I needed to slow down to my speed of learning, even if that meant that it was impossible for me to do things that I had always been taught were necessary for learning.
God truly can teach us much more than we think He can, so long as we are living as He wants us to, if we take the time and do the work necessary to learn how He sees teaching and learning. We really should trust Him more to mean what He tells us in the scriptures, even if it goes against what our own culture tells us, and even if it is a hard and long process to come to understand what He actually means.

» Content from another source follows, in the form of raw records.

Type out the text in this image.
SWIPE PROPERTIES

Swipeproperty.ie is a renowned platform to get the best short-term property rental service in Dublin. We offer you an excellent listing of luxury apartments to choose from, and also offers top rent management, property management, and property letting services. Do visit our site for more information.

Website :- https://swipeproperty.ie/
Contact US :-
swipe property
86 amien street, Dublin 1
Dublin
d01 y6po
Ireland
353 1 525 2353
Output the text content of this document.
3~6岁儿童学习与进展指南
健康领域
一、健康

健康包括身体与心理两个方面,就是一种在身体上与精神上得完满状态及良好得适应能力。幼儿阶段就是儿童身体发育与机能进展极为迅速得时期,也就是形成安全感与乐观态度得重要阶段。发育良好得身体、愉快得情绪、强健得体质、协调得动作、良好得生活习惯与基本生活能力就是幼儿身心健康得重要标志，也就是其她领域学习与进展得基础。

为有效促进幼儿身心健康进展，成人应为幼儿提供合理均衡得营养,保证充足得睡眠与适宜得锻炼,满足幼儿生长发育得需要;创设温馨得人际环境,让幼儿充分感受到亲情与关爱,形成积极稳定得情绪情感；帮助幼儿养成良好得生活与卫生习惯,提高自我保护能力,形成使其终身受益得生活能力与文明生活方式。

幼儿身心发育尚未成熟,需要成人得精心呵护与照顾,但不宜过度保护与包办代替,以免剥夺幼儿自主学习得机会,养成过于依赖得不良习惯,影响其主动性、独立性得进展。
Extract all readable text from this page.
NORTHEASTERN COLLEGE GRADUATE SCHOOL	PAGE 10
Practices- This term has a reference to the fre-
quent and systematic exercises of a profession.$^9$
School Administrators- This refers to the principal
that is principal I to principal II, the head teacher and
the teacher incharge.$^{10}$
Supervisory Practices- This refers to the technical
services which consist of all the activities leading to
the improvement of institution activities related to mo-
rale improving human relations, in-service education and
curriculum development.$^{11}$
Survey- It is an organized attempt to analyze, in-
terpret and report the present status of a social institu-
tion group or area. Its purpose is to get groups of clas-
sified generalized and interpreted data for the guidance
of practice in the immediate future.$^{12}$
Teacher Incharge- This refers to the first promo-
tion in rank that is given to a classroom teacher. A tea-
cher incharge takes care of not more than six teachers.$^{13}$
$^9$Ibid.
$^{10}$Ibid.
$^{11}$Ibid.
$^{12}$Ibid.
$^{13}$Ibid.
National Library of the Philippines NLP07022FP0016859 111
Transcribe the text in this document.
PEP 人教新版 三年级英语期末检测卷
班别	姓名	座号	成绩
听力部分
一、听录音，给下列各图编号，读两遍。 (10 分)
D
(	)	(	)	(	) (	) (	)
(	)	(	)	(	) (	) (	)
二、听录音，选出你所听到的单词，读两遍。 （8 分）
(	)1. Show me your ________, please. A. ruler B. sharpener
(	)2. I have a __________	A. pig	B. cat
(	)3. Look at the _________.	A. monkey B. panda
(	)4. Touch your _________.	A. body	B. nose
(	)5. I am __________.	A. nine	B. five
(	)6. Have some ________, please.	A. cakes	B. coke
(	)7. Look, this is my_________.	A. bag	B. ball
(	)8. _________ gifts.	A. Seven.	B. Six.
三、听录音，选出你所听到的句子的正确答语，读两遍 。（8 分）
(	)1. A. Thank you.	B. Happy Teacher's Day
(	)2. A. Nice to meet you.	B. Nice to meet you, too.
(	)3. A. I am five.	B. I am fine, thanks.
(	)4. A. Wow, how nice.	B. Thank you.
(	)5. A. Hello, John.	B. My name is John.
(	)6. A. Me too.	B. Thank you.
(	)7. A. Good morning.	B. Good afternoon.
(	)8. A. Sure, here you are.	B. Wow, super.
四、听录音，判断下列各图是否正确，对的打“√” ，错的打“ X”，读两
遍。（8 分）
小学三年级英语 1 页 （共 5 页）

Things have changed dramatically in my life because I decided to move forward, following these conclusions. I have learned a lot because of it. I am learning a lot more deeply now. I am more at peace about things that I don't understand yet because I am able to accept not understanding as simply being part of the learning process. I have learned many skills that I had been told were impossible because of my disability, so that it is a little more reasonable to live with my limitations. I have found many spiritual answers that I had been told would be impossible to find, to help me make sense of and start to heal from my trauma. I understand my relationship with God better.
I am just beginning to learn how to learn deeply and how to come to know things for myself. And it is a journey that I will definitely continue, because experimenting like this has really, really changed my life, so I know that I am making progress.